U.S. Bancorp, which last month became the first large U.S. bank to offer mobile photo bill pay, hopes that letting people pay their bills with a tap of a smartphone camera will enable it to do three things.
"One is to take away some of the friction," says Niti Badarinath, senior vice president and head of mobile banking and strategy at the $354 billion-asset Minneapolis bank. Over the next few quarters, the bank plans to further use imaging to save customers having to type their own details into their mobile banking app. "We want to take away some of the more tedious manual data entry," he says.
The second goal is to acquire new customers. "Getting people to become active users of bill pay is key to our digital strategy, because we recognize the value and stickiness of the relationship when people pay bills" digitally, he says. The new feature makes it easier for customers to switch their bill-pay relationships to U.S. Bank; the first phase of the bank's mobile photo bill-pay rollout was focused on adding new billers. The next phase, which will begin in a few weeks, is the ability to take a picture of an existing online biller's payment coupon.
The bank's third goal for mobile photo bill pay is to make it easier for people to pay bills in 30 days. "Industry data tells us that there are people paying 7-13 bills a month through their primary banking relationship," Badarinath says. "We're going to make it easy for them every month to take a picture and pay a bill."
In the three weeks U.S. Bank has offered the service, it's seen rapid adoption of customers adding new billers, he says. The bank is not marketing the service beyond giving press interviews.
The technical challenge of image-processing an invoice is greater than that of a check, Badarinath observes. "Checks come in a very standard shape and size, the information is always on the same place on the check, you know where the amount and the payee is, and it's easy to build the recognition software for your phone and camera," he says. However, in spite f the challenges, the bank's internal testing has shown that its software recognizes 90% of bills within seconds. "I'm sure there are some tiny stores where they have a unique format for a payment coupon that may not be recognized, but we're confident that we got most of them and we're going to get all of them at some point," he says.
Customers do occasionally have trouble taking a picture of their bill, there's often an imperceptible shake in the phone as the customer taps the camera button, that can cause a blurry image or one that's not within the frame. After three attempts, U.S. Bank's app rejects the check and requires the customer to enter the information manually.
To solve this problem, the bank plans to soon upgrade to image capture technology from Mitek that lets the customer hover his phone over the check or the payment coupon while it continuously takes pictures like a video camera. When it finds the right image, that image is taken and posted. USAA is testing a similar process using the video camera on the customer's phone.
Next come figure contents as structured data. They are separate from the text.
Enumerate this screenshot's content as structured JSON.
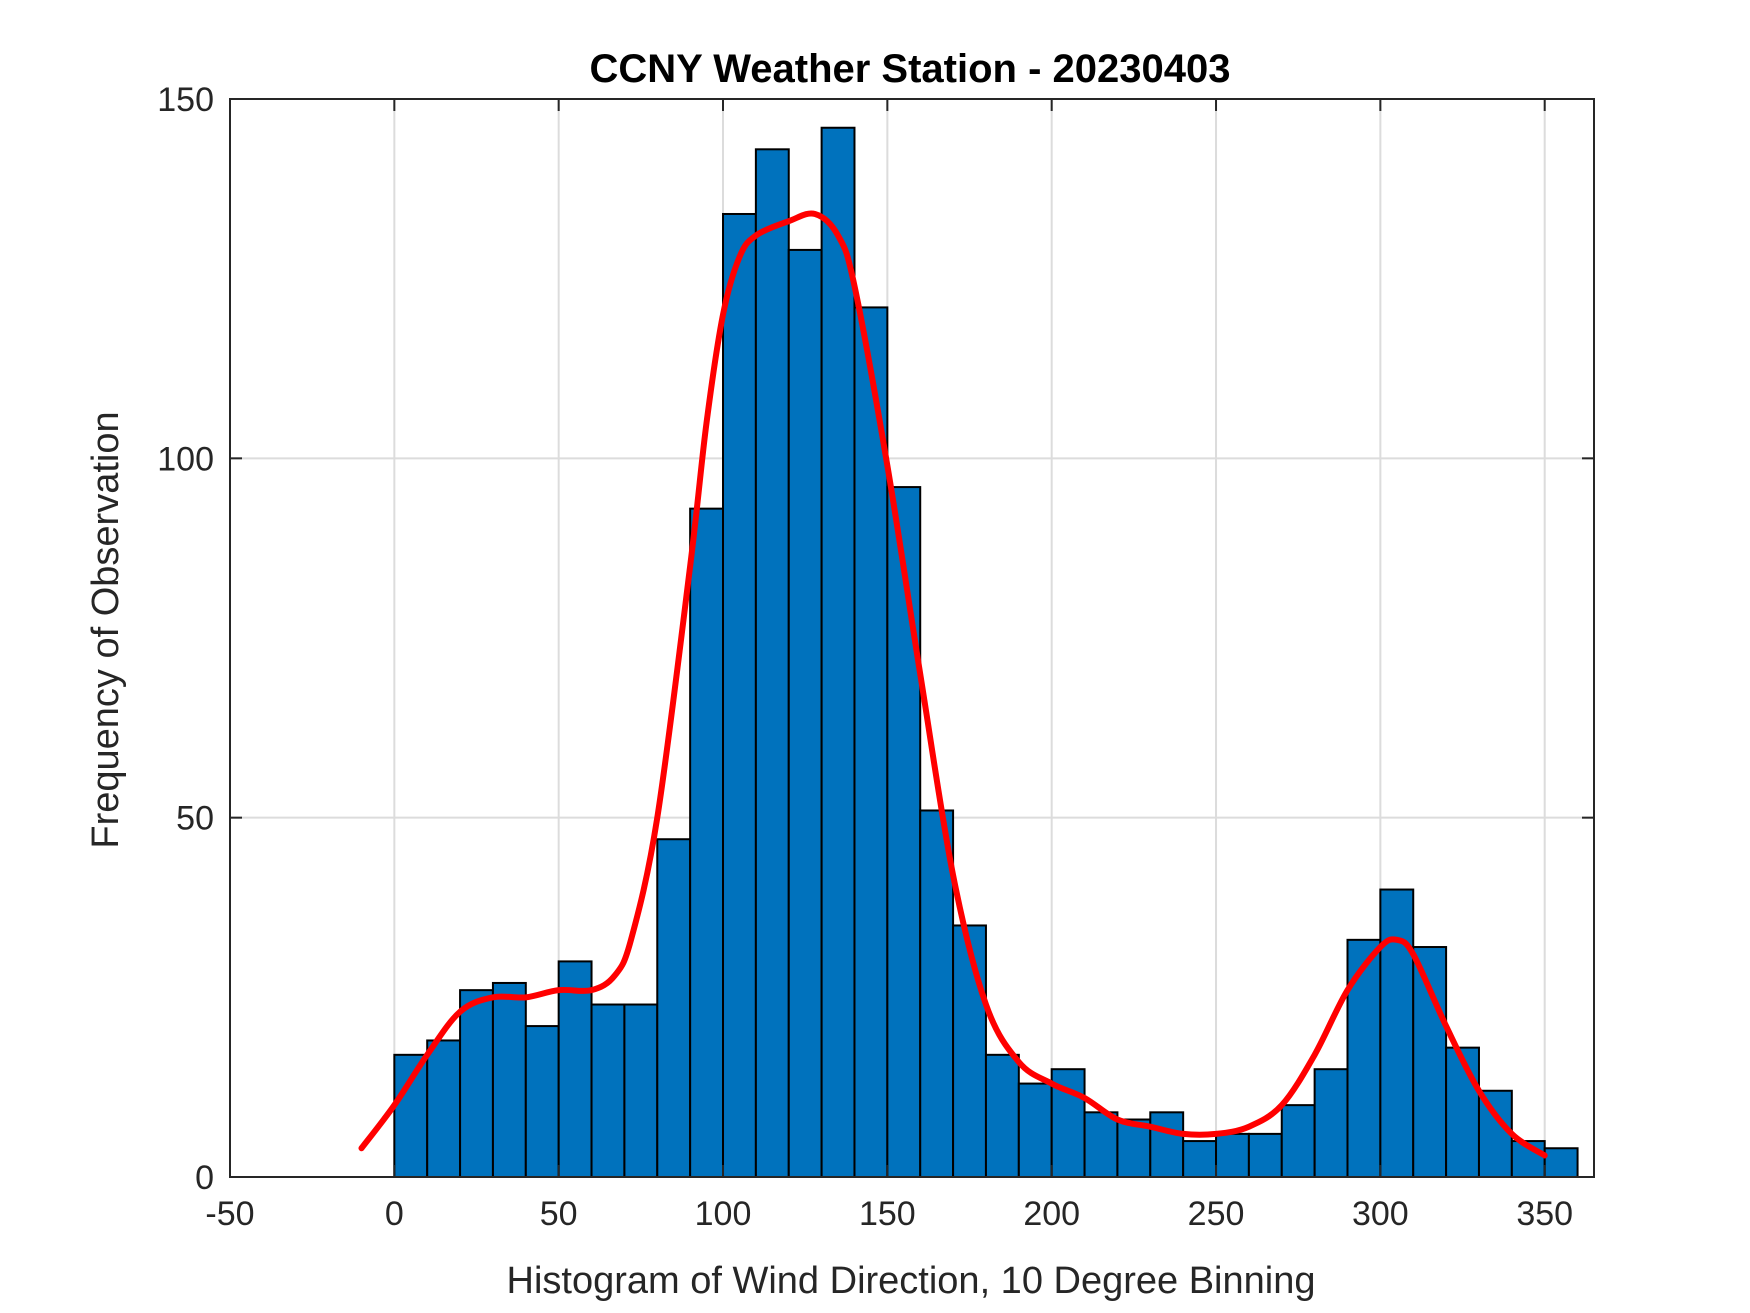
{
  "chart_data": {
    "type": "bar",
    "title": "CCNY Weather Station - 20230403",
    "xlabel": "Histogram of Wind Direction, 10 Degree Binning",
    "ylabel": "Frequency of Observation",
    "xlim": [
      -50,
      365
    ],
    "ylim": [
      0,
      150
    ],
    "xticks": [
      -50,
      0,
      50,
      100,
      150,
      200,
      250,
      300,
      350
    ],
    "yticks": [
      0,
      50,
      100,
      150
    ],
    "grid": true,
    "bin_width": 10,
    "bin_starts": [
      0,
      10,
      20,
      30,
      40,
      50,
      60,
      70,
      80,
      90,
      100,
      110,
      120,
      130,
      140,
      150,
      160,
      170,
      180,
      190,
      200,
      210,
      220,
      230,
      240,
      250,
      260,
      270,
      280,
      290,
      300,
      310,
      320,
      330,
      340,
      350
    ],
    "values": [
      17,
      19,
      26,
      27,
      21,
      30,
      24,
      24,
      47,
      93,
      134,
      143,
      129,
      146,
      121,
      96,
      51,
      35,
      17,
      13,
      15,
      9,
      8,
      9,
      5,
      6,
      6,
      10,
      15,
      33,
      40,
      32,
      18,
      12,
      5,
      4
    ],
    "bar_color": "#0072BD",
    "curve": {
      "color": "#FF0000",
      "x": [
        -10,
        0,
        10,
        20,
        30,
        40,
        50,
        60,
        67,
        72,
        80,
        90,
        95,
        100,
        105,
        110,
        120,
        128,
        135,
        140,
        150,
        160,
        170,
        180,
        190,
        200,
        210,
        220,
        230,
        240,
        250,
        260,
        270,
        280,
        290,
        300,
        305,
        310,
        320,
        330,
        340,
        350
      ],
      "y": [
        4,
        10,
        17,
        23,
        25,
        25,
        26,
        26,
        28,
        33,
        50,
        85,
        105,
        120,
        128,
        131,
        133,
        134,
        131,
        124,
        99,
        70,
        42,
        24,
        16,
        13,
        11,
        8,
        7,
        6,
        6,
        7,
        10,
        17,
        26,
        32,
        33,
        31,
        21,
        12,
        6,
        3
      ]
    }
  }
}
U.S. Bank has had remote check deposit for two years now, and Badarinath reports a 97% image capture success rate. The bank is one of the very few to charge a fee, 50 cents per check, for this service.
Adoption is strong, according to Badarinath. As of the end of February, 60% of the total deposits coming into the bank through imaging (including small businesses' use of desktop scanners) were coming through mobile phones.
To ensure the security of its mobile imaging offerings, U.S. Bank's back-office provider, FIS, analyzes transaction data and puts it through several security and KYC filters before the funds are fully available to customers.
The bigger security question with remote deposit capture is that theoretically, you could deposit the same check in different banks and maintain possession of the paper check, Badarinath points out. However, "The fraud rate of remote deposit has been miniscule for us," he says.
U.S. Bank is turning its attention next to the emerging and growing segment of customers who are mobile-only. Many millennials don't have a desktop computer, they have a tablet or a smartphone. "They're starting to expect an experience optimized for their device," Badarinath says.
For this set, the bank is developing location-aware services such as fraud alerts and marketing offers. Further smartphone camera imaging features are also planned. "What if I can take a picture of a credit card and initiate a card balance transfer?" Badarinath says. (Mitek already has such a service.) "We're currently prototyping this at the bank and figuring out how quickly we can get it to the customer."
The bank is also working to create a friction-free mobile account opening process and a video chat feature — two technologies we'll see from other large banks later this year, as the competition for customers continues to play out on four- and five-inch screens.